Auf einer kleinen Insel mitten im Loughadoon gelegen, scheint Doon Fort beinahe auf den dunklen Wassern Donegals zu schweben. Die mächtige Trockensteinanlage liegt nahe Ardara, in einer Landschaft aus Mooren, Hügeln und schmalen Straßen, die sich eine tief wildnisartige Atmosphäre bewahrt hat.
Doon Fort ist keine Burg im klassischen Sinn, sondern eine weitläufige kreisförmige Steinbefestigung, auch Cashel genannt. Sie gehört zur Gruppe der Western Stone Forts, für den Westen Irlands typischen Befestigungsanlagen, die an ihren besonders hohen und dicken Mauern zu erkennen sind.
Doon Fort sollte nicht als frei zugängliche Touristenattraktion betrachtet werden. Das Denkmal befindet sich auf einer Insel, die von Privatgrundstücken umgeben ist, und es gibt keine regelmäßige öffentliche Verbindung über den See.

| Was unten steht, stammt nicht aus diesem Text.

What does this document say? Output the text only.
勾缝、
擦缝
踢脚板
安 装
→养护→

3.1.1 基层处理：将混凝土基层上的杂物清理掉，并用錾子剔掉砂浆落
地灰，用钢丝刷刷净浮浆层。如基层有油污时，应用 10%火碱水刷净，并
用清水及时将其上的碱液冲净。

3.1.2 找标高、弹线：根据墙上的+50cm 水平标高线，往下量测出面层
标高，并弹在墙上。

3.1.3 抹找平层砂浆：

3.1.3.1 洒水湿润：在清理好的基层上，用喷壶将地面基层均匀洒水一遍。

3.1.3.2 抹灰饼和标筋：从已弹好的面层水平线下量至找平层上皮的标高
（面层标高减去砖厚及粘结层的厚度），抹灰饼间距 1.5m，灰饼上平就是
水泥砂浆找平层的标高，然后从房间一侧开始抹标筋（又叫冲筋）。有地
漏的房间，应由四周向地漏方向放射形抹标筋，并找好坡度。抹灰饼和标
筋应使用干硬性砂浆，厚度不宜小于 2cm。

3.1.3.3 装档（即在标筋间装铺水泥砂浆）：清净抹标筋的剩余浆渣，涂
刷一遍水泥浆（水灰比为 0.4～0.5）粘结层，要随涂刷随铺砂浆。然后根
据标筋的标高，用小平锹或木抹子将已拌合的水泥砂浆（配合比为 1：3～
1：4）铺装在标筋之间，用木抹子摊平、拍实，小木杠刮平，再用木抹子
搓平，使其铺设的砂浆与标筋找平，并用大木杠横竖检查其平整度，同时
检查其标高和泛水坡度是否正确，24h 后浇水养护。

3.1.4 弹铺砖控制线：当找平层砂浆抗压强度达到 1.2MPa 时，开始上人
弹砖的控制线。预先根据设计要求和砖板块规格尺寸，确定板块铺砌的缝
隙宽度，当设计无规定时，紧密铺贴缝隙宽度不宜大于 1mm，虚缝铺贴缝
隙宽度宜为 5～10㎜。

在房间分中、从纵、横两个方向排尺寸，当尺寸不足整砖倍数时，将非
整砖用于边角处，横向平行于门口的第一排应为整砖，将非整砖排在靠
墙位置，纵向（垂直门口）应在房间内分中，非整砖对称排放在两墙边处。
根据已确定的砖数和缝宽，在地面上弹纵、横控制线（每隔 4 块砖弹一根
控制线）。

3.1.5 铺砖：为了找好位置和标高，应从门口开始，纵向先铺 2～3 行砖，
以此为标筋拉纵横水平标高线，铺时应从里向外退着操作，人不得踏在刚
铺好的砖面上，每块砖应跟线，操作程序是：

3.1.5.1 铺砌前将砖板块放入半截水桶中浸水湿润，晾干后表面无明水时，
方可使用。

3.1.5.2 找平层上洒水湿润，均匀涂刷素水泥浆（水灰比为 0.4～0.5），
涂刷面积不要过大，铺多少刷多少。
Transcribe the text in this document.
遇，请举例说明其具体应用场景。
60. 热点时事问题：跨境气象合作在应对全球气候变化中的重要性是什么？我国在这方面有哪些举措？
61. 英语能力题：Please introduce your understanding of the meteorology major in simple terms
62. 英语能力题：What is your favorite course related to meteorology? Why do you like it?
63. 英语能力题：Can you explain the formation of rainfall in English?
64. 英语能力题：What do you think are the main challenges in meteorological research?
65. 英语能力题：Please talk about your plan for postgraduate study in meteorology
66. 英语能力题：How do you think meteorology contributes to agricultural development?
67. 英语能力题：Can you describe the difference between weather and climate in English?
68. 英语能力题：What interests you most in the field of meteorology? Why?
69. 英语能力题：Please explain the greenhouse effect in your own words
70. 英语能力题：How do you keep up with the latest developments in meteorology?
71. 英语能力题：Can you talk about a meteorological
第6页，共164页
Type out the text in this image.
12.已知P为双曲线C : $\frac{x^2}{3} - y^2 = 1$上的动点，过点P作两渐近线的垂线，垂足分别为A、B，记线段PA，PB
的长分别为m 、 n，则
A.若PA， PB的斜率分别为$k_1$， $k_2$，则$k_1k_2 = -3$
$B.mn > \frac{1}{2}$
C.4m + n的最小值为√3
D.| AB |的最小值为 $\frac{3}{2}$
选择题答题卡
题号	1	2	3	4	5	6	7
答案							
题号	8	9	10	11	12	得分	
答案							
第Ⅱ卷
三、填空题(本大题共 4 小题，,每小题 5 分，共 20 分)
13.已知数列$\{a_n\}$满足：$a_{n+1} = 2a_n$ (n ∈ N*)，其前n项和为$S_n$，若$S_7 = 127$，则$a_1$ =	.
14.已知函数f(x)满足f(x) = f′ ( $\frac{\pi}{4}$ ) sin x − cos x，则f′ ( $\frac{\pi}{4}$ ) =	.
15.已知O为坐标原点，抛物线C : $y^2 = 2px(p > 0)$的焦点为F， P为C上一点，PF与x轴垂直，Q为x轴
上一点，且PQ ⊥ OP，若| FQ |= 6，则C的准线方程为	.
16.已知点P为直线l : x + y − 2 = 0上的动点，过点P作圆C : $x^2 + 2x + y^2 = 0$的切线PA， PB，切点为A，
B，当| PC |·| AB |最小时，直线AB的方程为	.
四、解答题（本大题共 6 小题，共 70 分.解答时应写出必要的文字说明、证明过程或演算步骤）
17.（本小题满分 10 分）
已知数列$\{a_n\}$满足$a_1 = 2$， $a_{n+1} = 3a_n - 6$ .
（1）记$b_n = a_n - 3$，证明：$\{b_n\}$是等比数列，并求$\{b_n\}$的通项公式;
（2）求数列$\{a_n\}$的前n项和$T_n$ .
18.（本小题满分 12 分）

Früher sollen während der Sommersaison vor Ort kleine Boote angeboten worden sein. Diese frühere Möglichkeit wird auf vielen Websites noch erwähnt, doch weder ein regelmäßiger Verleih noch offizielle Preise sind bestätigt. Man sollte daher nicht anreisen und davon ausgehen, automatisch ein Boot mieten zu können.
Nach den derzeit verfügbaren Informationen muss der Zugang im Voraus mit der Donegal GAP Heritage and History Group organisiert werden und hängt von der Genehmigung des Eigentümers, den laufenden Erhaltungsarbeiten und den Wetterbedingungen ab.
Es ist zudem nicht ratsam, den Angaben in alten Blogs oder Foren blind zu folgen. Die Zufahrtsstraße ist sehr schmal, Parkmöglichkeiten sind begrenzt, und das Fort ist von der Hauptstraße aus nicht direkt zu sehen.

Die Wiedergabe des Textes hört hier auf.